Figure 121.1, Parasternal long-axis image in a patient with both pericardial (PE) and pleural (PL) effusions. Note that the pericardial fluid lies anterior to the descending thoracic aorta (DA). The left ventricle (LV) is marked for reference.

Figure 121.2, Parasternal long-axis image demonstrating anterior epicardial fat (EF). Note the typical stippled appearance of the tissue. The left ventricle (LV) is marked for reference. (See accompanying Video 121.2 .)

Video 121.2. Parasternal long-axis image demonstrating anterior epicardial fat (EF). Note the typical stippled appearance of the tissue.

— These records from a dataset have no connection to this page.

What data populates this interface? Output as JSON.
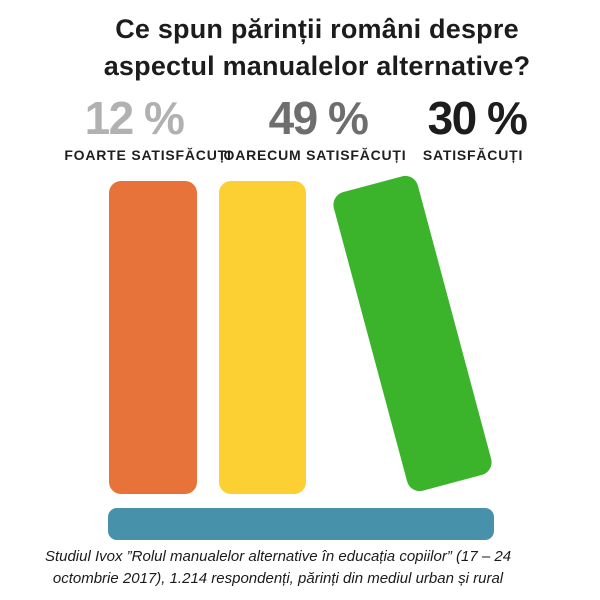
{
  "title": {
    "line1": "Ce spun părinții români despre",
    "line2": "aspectul manualelor alternative?"
  },
  "stats": [
    {
      "value": "12 %",
      "label": "FOARTE SATISFĂCUȚI",
      "color": "#b1b1b1"
    },
    {
      "value": "49 %",
      "label": "OARECUM SATISFĂCUȚI",
      "color": "#6e6e6e"
    },
    {
      "value": "30 %",
      "label": "SATISFĂCUȚI",
      "color": "#1d1d1d"
    }
  ],
  "books": [
    {
      "name": "book-orange",
      "color": "#e7723a"
    },
    {
      "name": "book-yellow",
      "color": "#fccf33"
    },
    {
      "name": "book-green",
      "color": "#3bb42c"
    }
  ],
  "shelf": {
    "color": "#4791ab"
  },
  "footer": {
    "line1": "Studiul Ivox ”Rolul manualelor alternative în educația copiilor” (17 – 24",
    "line2": "octombrie 2017), 1.214 respondenți, părinți din mediul urban și rural"
  },
  "chart_data": {
    "type": "bar",
    "title": "Ce spun părinții români despre aspectul manualelor alternative?",
    "categories": [
      "FOARTE SATISFĂCUȚI",
      "OARECUM SATISFĂCUȚI",
      "SATISFĂCUȚI"
    ],
    "values": [
      12,
      49,
      30
    ],
    "unit": "%",
    "ylim": [
      0,
      100
    ],
    "grid": false,
    "legend_position": "none",
    "annotation": "Studiul Ivox ”Rolul manualelor alternative în educația copiilor” (17 – 24 octombrie 2017), 1.214 respondenți, părinți din mediul urban și rural"
  }
}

Pericardial effusions are not always completely echolucent on echocardiography and may have varying degrees of echogenicity related to the presence of fibrin or clot, protein content, chyle, tumor cells, bacteria, and so on. The specific fluid density can be better defined sometimes with other imaging modalities such as CT and magnetic resonance imaging (MRI). However, the relative echogenicity on echocardiography should always be noted and characterized in the report because the fluid appearance (echolucent vs fibrin stranding and organization) can sometimes provide clues to the cause of the pericardial effusion and can also help decide whether drainage (if indicated) would be better accomplished with needle pericardiocentesis or surgically, with highly organized effusions most often requiring operative intervention because of loculation.